Detroit Today: Why Highland Park wants to enter bankruptcy
The city owes about $20 million to the Great Lakes Water Authority — more than double what it brings in from property taxes.
In a recent 3-2 resolution, Highland Park’s city council voted to request the small city of 8900 residents enter Chapter 9 municipal bankruptcy. Decades of neglect, population loss and evaporating tax revenue have left the city with few options, if any, to stay solvent.
It needs to pay off a roughly $20 million water and sewerage bill — an amount that is much more than the $9.6 million Highland Park collects each year in property taxes. And with nearly half the city’s residents living in poverty, there is little wiggle room to raise rates.

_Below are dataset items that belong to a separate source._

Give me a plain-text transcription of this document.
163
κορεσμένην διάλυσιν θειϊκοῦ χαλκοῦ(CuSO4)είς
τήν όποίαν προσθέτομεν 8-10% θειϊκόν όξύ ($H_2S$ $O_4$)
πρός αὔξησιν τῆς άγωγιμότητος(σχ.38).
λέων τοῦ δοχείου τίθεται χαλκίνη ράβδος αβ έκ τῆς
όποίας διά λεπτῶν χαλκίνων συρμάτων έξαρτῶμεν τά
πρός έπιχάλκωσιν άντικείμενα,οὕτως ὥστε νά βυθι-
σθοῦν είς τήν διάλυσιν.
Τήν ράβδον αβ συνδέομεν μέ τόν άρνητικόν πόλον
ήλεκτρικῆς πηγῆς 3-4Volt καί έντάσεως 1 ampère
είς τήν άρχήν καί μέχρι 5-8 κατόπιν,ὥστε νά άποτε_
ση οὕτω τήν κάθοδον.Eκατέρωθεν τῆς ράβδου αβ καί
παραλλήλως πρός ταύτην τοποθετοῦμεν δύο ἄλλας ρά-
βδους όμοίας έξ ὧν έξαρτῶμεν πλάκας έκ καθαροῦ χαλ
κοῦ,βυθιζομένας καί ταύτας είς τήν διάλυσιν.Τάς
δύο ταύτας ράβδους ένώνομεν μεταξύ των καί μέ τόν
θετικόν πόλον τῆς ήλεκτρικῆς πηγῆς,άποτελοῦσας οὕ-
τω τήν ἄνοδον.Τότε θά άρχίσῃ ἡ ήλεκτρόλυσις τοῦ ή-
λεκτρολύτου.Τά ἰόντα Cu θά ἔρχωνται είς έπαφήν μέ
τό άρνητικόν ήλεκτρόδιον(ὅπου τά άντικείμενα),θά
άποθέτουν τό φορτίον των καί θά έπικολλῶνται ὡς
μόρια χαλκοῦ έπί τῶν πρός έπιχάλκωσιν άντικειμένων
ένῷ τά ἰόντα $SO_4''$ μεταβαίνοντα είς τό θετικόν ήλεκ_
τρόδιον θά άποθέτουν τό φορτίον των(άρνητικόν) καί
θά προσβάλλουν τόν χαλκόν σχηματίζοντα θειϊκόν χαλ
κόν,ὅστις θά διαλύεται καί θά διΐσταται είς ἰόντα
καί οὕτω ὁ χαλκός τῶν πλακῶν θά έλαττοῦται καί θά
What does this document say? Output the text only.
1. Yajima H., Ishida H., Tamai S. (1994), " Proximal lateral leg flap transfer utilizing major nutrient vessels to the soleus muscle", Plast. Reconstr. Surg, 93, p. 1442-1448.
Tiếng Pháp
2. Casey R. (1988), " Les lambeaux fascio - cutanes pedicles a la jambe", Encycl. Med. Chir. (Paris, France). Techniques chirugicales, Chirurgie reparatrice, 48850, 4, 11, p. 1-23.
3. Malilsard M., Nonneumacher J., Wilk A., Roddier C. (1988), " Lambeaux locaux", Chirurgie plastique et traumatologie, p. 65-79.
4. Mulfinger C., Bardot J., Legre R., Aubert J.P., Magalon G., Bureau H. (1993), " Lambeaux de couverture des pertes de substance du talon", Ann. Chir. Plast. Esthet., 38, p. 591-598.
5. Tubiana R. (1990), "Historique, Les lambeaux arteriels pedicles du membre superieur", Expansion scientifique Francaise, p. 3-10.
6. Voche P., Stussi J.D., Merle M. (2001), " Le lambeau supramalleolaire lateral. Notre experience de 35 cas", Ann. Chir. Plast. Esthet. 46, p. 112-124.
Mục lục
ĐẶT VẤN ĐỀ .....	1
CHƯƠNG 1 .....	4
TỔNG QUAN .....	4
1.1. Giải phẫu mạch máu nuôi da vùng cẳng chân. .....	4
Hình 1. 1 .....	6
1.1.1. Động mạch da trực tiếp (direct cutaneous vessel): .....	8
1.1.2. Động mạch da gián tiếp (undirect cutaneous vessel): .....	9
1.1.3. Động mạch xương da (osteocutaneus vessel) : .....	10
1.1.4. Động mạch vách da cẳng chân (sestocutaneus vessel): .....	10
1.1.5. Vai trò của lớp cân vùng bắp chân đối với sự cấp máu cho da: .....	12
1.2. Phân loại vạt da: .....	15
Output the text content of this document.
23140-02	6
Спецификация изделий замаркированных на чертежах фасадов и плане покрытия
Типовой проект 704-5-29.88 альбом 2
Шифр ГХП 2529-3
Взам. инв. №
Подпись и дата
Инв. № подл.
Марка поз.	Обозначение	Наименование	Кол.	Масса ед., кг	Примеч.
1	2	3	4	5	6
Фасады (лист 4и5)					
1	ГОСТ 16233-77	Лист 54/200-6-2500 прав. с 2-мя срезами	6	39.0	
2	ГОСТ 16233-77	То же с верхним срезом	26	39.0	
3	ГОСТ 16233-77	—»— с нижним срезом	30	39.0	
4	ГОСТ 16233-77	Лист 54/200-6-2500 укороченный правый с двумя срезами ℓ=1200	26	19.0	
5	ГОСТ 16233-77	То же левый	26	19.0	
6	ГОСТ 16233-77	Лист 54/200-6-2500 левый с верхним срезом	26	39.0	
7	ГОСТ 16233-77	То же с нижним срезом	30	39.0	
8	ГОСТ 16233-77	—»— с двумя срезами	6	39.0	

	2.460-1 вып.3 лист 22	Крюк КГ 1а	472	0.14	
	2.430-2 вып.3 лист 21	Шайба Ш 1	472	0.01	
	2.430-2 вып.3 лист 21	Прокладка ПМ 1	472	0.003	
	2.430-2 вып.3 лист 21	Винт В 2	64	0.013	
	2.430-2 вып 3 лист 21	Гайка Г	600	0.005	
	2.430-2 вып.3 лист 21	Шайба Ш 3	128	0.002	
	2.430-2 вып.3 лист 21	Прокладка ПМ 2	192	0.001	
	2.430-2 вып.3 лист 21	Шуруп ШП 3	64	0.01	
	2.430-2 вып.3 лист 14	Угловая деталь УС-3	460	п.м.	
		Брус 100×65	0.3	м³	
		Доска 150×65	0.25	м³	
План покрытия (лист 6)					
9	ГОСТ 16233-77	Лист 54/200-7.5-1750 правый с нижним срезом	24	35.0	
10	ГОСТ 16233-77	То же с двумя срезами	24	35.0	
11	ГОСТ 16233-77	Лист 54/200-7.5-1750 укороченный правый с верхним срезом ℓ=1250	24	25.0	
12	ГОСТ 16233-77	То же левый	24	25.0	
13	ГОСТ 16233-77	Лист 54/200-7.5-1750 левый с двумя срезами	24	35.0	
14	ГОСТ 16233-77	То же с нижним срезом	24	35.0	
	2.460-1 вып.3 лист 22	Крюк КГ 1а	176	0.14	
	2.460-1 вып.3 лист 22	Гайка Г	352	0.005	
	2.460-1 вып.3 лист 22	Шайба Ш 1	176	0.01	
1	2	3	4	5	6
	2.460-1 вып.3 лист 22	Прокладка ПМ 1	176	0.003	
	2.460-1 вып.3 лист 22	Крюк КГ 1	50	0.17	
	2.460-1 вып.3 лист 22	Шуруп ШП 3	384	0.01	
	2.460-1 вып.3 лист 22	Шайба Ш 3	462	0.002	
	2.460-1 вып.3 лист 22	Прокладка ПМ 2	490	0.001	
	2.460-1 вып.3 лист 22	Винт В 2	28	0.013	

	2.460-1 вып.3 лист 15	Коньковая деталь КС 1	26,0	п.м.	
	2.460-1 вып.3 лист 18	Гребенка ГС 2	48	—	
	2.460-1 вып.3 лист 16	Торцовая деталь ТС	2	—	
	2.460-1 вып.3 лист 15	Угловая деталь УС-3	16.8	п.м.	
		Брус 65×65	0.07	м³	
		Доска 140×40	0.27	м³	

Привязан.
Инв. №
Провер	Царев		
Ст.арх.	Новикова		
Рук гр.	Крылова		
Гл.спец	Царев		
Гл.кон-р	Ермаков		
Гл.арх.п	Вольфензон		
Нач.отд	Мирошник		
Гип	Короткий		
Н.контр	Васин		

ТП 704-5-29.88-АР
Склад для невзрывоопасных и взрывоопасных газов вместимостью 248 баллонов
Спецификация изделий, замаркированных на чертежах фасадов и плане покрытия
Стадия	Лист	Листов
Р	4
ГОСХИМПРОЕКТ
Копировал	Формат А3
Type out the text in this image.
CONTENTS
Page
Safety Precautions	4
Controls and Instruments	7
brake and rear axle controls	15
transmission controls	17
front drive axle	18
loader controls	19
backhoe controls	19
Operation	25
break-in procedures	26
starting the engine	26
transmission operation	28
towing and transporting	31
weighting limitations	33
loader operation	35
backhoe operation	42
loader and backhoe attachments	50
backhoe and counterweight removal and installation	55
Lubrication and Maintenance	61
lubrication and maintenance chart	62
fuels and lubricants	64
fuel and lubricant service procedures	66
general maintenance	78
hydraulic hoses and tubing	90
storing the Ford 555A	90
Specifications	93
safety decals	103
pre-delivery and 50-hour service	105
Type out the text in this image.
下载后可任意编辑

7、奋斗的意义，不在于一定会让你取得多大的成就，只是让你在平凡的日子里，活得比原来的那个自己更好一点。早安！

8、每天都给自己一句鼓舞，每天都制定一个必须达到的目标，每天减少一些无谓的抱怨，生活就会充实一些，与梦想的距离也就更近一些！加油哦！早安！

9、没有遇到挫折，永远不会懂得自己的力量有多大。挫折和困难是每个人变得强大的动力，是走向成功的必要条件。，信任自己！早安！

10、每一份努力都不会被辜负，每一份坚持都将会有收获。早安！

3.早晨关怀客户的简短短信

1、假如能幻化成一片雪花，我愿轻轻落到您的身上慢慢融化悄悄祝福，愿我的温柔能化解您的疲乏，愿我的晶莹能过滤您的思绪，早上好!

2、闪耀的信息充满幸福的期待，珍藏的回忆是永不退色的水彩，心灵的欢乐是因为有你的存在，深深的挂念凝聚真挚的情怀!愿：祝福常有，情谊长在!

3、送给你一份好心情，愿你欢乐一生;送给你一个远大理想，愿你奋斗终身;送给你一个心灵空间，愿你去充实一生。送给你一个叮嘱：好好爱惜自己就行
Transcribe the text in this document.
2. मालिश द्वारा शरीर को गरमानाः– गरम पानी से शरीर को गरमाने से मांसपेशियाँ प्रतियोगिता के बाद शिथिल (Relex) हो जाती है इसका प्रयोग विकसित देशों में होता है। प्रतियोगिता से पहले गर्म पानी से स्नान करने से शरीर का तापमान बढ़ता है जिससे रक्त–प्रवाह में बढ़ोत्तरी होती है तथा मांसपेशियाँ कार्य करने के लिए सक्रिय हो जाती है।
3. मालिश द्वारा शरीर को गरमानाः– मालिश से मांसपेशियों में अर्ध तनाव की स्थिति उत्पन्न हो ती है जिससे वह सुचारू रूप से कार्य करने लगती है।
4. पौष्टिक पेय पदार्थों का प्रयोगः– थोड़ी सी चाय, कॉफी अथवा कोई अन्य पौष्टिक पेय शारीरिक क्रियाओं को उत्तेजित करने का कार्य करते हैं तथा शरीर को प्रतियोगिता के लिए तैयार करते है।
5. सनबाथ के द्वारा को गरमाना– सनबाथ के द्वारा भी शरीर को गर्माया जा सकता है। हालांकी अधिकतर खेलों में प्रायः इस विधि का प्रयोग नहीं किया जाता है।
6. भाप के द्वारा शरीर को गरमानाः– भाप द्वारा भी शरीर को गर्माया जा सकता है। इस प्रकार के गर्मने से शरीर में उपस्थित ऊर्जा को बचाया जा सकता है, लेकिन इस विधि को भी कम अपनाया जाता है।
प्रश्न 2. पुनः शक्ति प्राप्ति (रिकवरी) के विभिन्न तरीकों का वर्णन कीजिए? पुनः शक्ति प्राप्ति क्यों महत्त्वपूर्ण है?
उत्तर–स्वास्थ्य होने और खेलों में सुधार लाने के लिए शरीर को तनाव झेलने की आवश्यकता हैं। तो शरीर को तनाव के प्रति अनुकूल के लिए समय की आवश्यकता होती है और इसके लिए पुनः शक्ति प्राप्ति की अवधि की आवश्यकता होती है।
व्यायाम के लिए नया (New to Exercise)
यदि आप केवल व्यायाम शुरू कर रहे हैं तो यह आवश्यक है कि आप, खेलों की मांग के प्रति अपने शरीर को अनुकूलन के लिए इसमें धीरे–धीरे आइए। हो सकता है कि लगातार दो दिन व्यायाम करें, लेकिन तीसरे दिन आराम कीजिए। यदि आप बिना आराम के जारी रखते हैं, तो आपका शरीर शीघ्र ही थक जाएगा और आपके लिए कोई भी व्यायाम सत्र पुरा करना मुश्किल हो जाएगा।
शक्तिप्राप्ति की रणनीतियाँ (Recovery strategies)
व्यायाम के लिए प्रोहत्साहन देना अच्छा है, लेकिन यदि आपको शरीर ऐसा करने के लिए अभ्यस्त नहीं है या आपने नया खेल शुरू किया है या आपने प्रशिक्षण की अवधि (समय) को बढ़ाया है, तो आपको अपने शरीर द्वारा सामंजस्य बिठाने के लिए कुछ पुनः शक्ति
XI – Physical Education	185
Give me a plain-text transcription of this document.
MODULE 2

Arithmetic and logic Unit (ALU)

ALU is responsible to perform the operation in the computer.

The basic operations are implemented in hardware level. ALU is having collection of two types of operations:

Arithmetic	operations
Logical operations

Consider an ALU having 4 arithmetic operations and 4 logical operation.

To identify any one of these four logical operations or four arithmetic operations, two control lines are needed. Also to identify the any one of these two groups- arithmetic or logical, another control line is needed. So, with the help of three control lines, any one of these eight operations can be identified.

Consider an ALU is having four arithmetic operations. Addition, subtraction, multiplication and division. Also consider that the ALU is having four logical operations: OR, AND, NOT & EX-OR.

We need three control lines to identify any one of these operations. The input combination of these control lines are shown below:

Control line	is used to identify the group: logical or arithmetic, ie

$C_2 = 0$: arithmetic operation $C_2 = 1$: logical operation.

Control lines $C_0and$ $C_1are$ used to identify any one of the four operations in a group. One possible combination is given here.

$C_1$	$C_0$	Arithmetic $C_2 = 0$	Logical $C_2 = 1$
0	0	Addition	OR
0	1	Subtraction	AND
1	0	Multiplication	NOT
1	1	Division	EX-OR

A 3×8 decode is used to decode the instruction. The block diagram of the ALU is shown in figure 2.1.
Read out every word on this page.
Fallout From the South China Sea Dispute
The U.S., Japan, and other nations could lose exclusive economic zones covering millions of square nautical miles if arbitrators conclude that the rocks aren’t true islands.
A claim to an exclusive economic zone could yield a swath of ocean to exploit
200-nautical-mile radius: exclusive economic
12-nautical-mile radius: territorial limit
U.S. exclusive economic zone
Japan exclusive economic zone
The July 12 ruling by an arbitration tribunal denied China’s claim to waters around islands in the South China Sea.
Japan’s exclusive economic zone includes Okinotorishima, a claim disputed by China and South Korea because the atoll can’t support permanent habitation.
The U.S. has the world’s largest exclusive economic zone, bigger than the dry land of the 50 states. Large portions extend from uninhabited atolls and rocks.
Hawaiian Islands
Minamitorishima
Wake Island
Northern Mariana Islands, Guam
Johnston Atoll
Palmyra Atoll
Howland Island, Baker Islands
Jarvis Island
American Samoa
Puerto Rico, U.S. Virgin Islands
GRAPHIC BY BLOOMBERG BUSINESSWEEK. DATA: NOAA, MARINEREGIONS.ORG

“From the start, we had a few emergency managers that took us down in the wrong directions under the previous governor.” — Khursheed Ash-Shafii, Highland Park City Council
Listen: The limited options for Highland Park to deal with its debt problem.
Guest
Khursheed Ash-Shafii is a member of Highland Park’s city council. He voted “yes” on the city requesting state permission to declare bankruptcy.
Ash-Shafii says the issue of Highland Park’s debt has been around for a long time without anyone properly dealing with it.
“From the start,” says Ash-Shafii, “we had a few emergency managers that took us down in the wrong directions under the previous governor.”